Simple ideas still take time. Five hundred images we can do, but 35,000? That’s another matter. When you start looking at the hundreds of thousands of objects held by Te Papa (not to mention others like the Alexander Turnbull Library), it’s not such a simple idea for those organisations to start tracking and linking to different usages of their items. (Though from the point of demonstrating their usefulness to their funders, it could be useful too.)

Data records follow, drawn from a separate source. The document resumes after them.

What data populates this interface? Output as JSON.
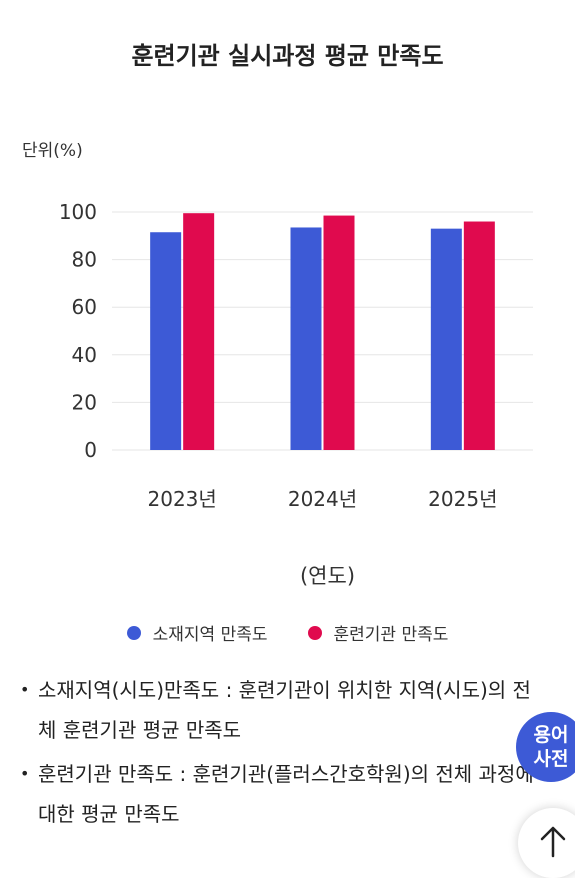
{
  "header": {
    "title": "훈련기관 실시과정 평균 만족도"
  },
  "colors": {
    "series1": "#3d5ad6",
    "series2": "#e00a4e",
    "grid": "#e6e6e6"
  },
  "chart_data": {
    "type": "bar",
    "unit_label": "단위(%)",
    "xlabel": "(연도)",
    "categories": [
      "2023년",
      "2024년",
      "2025년"
    ],
    "ylim": [
      0,
      100
    ],
    "yticks": [
      "0",
      "20",
      "40",
      "60",
      "80",
      "100"
    ],
    "grid": true,
    "legend_position": "bottom",
    "series": [
      {
        "name": "소재지역 만족도",
        "values": [
          91.5,
          93.5,
          93
        ]
      },
      {
        "name": "훈련기관 만족도",
        "values": [
          99.5,
          98.5,
          96
        ]
      }
    ]
  },
  "notes": [
    "소재지역(시도)만족도 : 훈련기관이 위치한 지역(시도)의 전체 훈련기관 평균 만족도",
    "훈련기관 만족도 : 훈련기관(플러스간호학원)의 전체 과정에 대한 평균 만족도"
  ],
  "buttons": {
    "glossary_line1": "용어",
    "glossary_line2": "사전",
    "scroll_top_icon": "arrow-up-icon"
  }
}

Simple ideas also involve technology. If we’re to do all this work, can we trust that each other’s websites will still exist in a year, or 5 years, 10? And will each party use persistent URLs or IDs so our links won’t break one day? Then there’s the thought that if this is a simple idea, are we choosing a simple solution over a more comprehensive and harder solution? Should we wait for a national thesaurus project that will unify all our cataloging, classifying and key-wording efforts into one simple tool that links all our content together? (Not a bad idea, but not a simple one in any sense.)

They’re all valid questions, and we can answer some with commitments to things like persistent URLs. But we have to start somewhere and not let the questions get so big that they get in the way.

At the core of this simple idea is a principle that’s worth following: the more we can collectively lead our users in and out of each others content and collections, the more use we’re providing them. Maybe individual links isn’t the best or most perfect way of doing it, but it demonstrates the value of doing something. From demonstrating the value, perhaps then we can move on to finding better glue to pull our content and collections together.


Adrian’s supplied a few sample links from Te Papa:

  1. I think this is a fabulous idea, and will add so much richness as well as showing the interconnectness between different institutions. I think at least having persistent urls will help (speaking for Te Ara here). And some sort of persistent id for each object could surely be useful. My feeling is that the less hand-crafted these connections are, the more robust they will be.